(1.) WHILE speech may be good and a great art, sometimes reticence is better and also a greater art. The judgment of brother Ray, which follows hereinafter and in which I concur, has marshalled the relevant facts and determined the questions of law with such admirable and lucid dexterity that I thought of only signifying my concurrence without any further articulation But on a further scrutiny of the draft prepared by Ray, j. , I have thought that, in view of the importance of the question, I may add a few words, mainly by way of emphasis.
(2.) THE pleasure doctrine, so zealously enshrined and solemnly proclaimed in Article 310 (1) of the Constitution of India has fainted and failed in the very succeeding Article 311 (2) to such an extent that the former has become anachronistic, a hyperbole and almost a ritualistic legal verbiage, if the government cannot dismiss, remove or demote a holder of a Civil Post "except after an inquiry in which be has been informed of the charges against him and given a reasonable opportunity of being heard in respect of those charges", as mandated in Article 311 (2) then to say as declared in grandiloquent terms in article 310 (1), that a holder of a Civil Post under the Union or the State "holds office during the pleasure of the President or the Governor, as the case may be, (meaning thereby the Central Government or the State Government vide, Section 3 (8) and Section 3 (60)of the General Clauses Act, 1897, read with article 367 of the Constitution),, would be highly incongruous. The doctrine of pleasure as in Article 310 (1) stands so much overturned and overborne by article 311 (2) as to become, by and large, an idle parade of empty words.

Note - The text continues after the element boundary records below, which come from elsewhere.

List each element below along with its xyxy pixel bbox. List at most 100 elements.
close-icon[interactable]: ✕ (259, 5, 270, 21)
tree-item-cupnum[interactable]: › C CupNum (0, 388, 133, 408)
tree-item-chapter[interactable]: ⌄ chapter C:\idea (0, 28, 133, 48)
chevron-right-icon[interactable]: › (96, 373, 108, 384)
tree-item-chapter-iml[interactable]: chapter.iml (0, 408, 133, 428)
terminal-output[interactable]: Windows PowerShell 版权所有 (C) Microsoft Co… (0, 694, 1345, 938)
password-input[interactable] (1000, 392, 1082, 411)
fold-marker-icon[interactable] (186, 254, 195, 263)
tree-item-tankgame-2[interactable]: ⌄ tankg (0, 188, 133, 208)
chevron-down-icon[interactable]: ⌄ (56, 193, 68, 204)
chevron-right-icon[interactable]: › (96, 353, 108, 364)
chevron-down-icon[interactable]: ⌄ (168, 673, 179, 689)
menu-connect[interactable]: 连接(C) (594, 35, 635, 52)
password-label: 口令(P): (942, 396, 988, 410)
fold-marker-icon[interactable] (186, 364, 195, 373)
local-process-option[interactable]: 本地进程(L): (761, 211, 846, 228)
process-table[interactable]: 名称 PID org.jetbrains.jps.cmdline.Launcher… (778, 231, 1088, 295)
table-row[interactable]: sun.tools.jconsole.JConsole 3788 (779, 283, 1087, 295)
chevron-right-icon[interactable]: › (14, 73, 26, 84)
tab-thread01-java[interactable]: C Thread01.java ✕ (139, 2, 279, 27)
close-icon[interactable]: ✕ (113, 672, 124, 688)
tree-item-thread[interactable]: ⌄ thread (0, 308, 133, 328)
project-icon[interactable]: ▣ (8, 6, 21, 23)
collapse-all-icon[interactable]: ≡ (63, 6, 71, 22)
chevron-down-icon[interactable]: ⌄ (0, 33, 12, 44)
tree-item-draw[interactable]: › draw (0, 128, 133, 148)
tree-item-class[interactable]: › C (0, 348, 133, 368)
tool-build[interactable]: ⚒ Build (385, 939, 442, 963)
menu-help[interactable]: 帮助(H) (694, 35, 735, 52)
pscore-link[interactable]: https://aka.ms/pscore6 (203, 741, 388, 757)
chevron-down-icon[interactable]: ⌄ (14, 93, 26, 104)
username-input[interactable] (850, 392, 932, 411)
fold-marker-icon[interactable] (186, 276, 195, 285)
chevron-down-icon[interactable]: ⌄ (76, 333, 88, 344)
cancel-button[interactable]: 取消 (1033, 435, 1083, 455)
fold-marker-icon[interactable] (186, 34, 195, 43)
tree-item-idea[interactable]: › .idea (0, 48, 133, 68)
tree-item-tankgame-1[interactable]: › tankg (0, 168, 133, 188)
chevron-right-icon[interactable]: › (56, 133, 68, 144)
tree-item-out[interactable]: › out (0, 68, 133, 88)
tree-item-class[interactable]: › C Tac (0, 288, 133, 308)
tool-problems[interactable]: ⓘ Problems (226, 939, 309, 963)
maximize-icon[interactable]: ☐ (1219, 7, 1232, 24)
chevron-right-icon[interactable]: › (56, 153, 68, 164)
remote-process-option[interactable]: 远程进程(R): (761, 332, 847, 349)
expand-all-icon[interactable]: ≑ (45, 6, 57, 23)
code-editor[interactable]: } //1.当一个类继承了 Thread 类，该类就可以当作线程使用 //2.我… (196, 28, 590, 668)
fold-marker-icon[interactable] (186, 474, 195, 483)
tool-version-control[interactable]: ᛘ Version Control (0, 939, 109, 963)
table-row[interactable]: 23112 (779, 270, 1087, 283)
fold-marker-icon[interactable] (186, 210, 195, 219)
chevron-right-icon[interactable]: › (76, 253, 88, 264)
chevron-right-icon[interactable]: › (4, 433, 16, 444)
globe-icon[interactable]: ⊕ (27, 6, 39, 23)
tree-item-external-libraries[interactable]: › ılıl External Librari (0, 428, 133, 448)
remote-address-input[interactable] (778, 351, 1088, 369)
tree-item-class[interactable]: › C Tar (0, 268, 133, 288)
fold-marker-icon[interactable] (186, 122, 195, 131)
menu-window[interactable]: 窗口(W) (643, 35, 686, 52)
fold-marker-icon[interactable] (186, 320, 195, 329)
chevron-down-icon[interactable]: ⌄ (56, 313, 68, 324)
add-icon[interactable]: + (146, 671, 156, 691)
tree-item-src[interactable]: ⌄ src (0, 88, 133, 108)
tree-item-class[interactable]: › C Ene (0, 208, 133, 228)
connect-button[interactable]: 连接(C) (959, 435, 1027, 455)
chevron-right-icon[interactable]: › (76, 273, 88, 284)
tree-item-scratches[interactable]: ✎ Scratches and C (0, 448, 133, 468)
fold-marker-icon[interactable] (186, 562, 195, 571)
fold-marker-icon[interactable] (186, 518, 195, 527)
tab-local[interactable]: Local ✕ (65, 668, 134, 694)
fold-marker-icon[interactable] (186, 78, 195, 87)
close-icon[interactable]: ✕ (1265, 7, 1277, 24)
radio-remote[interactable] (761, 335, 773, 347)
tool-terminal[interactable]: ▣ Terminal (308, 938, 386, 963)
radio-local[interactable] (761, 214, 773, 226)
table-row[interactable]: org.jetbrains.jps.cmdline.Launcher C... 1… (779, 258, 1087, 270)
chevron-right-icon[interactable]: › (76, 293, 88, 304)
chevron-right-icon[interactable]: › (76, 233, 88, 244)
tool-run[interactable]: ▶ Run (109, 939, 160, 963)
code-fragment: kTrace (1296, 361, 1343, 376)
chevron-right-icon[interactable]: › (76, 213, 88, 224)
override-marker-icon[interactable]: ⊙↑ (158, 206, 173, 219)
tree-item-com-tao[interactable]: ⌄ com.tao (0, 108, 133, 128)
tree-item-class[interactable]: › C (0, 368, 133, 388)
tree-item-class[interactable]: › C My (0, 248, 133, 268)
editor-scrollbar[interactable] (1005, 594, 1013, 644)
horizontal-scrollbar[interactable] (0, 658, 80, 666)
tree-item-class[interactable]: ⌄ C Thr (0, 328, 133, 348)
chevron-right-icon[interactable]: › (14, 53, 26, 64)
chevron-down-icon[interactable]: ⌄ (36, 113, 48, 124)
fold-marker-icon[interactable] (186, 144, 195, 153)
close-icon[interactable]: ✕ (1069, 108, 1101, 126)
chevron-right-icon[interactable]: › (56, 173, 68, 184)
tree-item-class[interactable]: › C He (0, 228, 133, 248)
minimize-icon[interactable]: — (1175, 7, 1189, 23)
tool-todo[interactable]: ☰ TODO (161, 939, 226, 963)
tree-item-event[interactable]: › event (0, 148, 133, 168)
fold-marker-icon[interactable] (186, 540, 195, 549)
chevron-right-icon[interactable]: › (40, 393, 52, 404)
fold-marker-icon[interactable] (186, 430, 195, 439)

(3.) SUB-CLAUSE (b) of the Second Proviso to Article 311 (2), however, provides that clause (2) shall not apply where the authority concerned "is satisfied that for some reason to be recorded by that authority in writing, it is not reasonably practicable to hold such inquiry" as mandated in Clause (2) and Clause (3)provides that the decision of the authority concerned as to the impracticability of holding inquiry "shall be final". A too literal reading of these provisions might suggest that is only for the authority just to say in writing that an inquiry is not resonably practicable for some alleged reason and then to the employee any ground alleged, but without any enquiry, and the pledges of the authority. as to any inquiry being not reasonable practicable would be beyond any challenge, having been made "final" under Clause (3 ). This would obviously bring back the doctrine of pleasure and the creed of "hire and fire, so openly and deliberately sought to be overthrown by Clause (2) through the back door in disguise. Apart from the dictum of Justice Frankfurter that there is no surer way to misread a provision than to read it literally, such a literal constitution would make the words "reason to be recorded" and "reasonably practicable" absolutely redundant and otiose, unless it is held that the propriety of the reasons for holding the inquiry to be not reasonably practible must be subject to judicial scrutiny.